Heart Test Response: In response to the Staff’s comment, the Company acknowledges an error in the Capitalization table and has changed the amount of the increase to $7.2 million in the total shareholders’ (deficit) equity portion of the Capitalization table on page 61 of the Registration Statement.

JW  |  SAN ANTONIO      112 East Pecan Street, Suite 2400  •  San Antonio, Texas 78205    |    www.jw.com    |    Member of GLOBALAW


United States Securities and Exchange Commission

June 10, 2022

Page 2

 

Comment No. 2: Please tell us and revise your filing to explain how you determined the common shares that your bridge note, $1.5 million convertible note and Series A preferred shares will convert into upon your initial public offering. Please also explain, with reference to the conversion terms for your Series A preferred shares as set forth on page F-22, how you determined that the conversion of the Series A preferred shares are probable of occurring.

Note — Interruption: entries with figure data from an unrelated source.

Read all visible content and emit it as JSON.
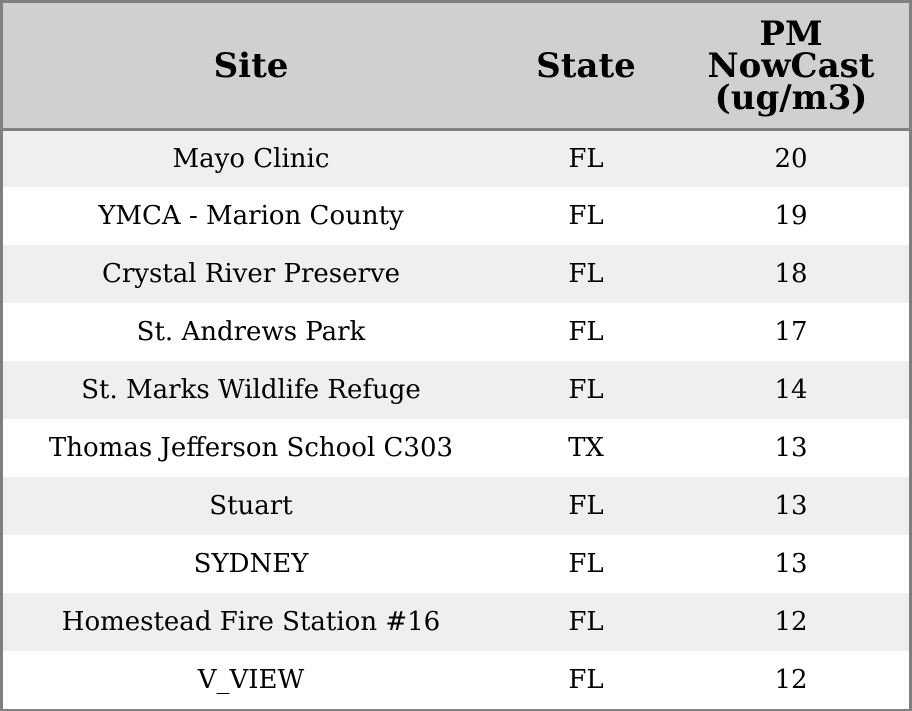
{
  "table": {
    "headers": {
      "site": "Site",
      "state": "State",
      "pm_line1": "PM",
      "pm_line2": "NowCast",
      "pm_line3": "(ug/m3)"
    },
    "rows": [
      {
        "site": "Mayo Clinic",
        "state": "FL",
        "pm": "20"
      },
      {
        "site": "YMCA - Marion County",
        "state": "FL",
        "pm": "19"
      },
      {
        "site": "Crystal River Preserve",
        "state": "FL",
        "pm": "18"
      },
      {
        "site": "St. Andrews Park",
        "state": "FL",
        "pm": "17"
      },
      {
        "site": "St. Marks Wildlife Refuge",
        "state": "FL",
        "pm": "14"
      },
      {
        "site": "Thomas Jefferson School C303",
        "state": "TX",
        "pm": "13"
      },
      {
        "site": "Stuart",
        "state": "FL",
        "pm": "13"
      },
      {
        "site": "SYDNEY",
        "state": "FL",
        "pm": "13"
      },
      {
        "site": "Homestead Fire Station #16",
        "state": "FL",
        "pm": "12"
      },
      {
        "site": "V_VIEW",
        "state": "FL",
        "pm": "12"
      }
    ]
  },
  "colors": {
    "header_bg": "#d0d0d0",
    "row_odd_bg": "#efefef",
    "row_even_bg": "#ffffff",
    "border": "#808080"
  }
}
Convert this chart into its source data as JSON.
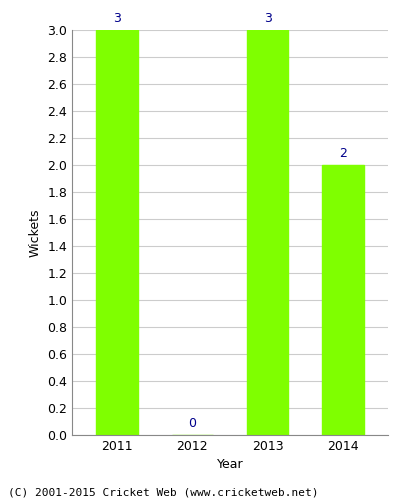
{
  "years": [
    "2011",
    "2012",
    "2013",
    "2014"
  ],
  "values": [
    3,
    0,
    3,
    2
  ],
  "bar_color": "#7FFF00",
  "bar_edgecolor": "#7FFF00",
  "label_color": "#00008B",
  "xlabel": "Year",
  "ylabel": "Wickets",
  "ylim": [
    0.0,
    3.0
  ],
  "yticks": [
    0.0,
    0.2,
    0.4,
    0.6,
    0.8,
    1.0,
    1.2,
    1.4,
    1.6,
    1.8,
    2.0,
    2.2,
    2.4,
    2.6,
    2.8,
    3.0
  ],
  "footer": "(C) 2001-2015 Cricket Web (www.cricketweb.net)",
  "background_color": "#ffffff",
  "axes_bg_color": "#ffffff",
  "grid_color": "#cccccc",
  "label_fontsize": 9,
  "axis_fontsize": 9,
  "footer_fontsize": 8,
  "bar_width": 0.55
}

Heart Test Response: In response to the Staff’s comment, the Company wishes to advise the Staff that the terms of each of the Bridge Note and the $1.5M Note set forth a conversion price each of which was utilized assuming a $5.00 per Unit offering price (the mid-point of the range set forth on the cover page) and taking the reverse split of 1-33 into account. Under the terms of the Bridge Note, it converts automatically upon the completion of the contemplated offering and the conversion price is $3.41 and reflects the reverse stock split. Under the terms of the $1.5M Note, it converts automatically upon completion of the contemplated offering and the conversion price is $1.65 and reflects the reverse stock split.

The terms of the Amended and Restated Certificate of Designations of the Series A Preferred Stock include a formula for conversion whereby each share of Series A Preferred Stock converts into 71.96 shares of common stock assuming a $5.00 per Unit offering price (the mid-point of the range set forth on the cover page). Further, the Company confirms to the Staff that under the terms of the amendment to the Series A Preferred Stock which was filed as Exhibit 3.5 to the Amendment No. 1 to the Registration Statement filed on June 6, 2022, the Series A Preferred Stock will convert automatically upon completion of the contemplated offering. The filing of the Amendment is also summarized in the Subsequent Event footnote (Note 12) on page F-31 of the Registration Statement.

In response to the Staff’s comment, the Registration Statement has been changed to include the conversion prices of the Bridge Notes and the $1.5M Notes and the conversion ratio of the Series A Preferred Stock on pages ii, 10, 11, 16, 61, 63, 64, 72, 73, 74, 117, 123, 125 and II-3.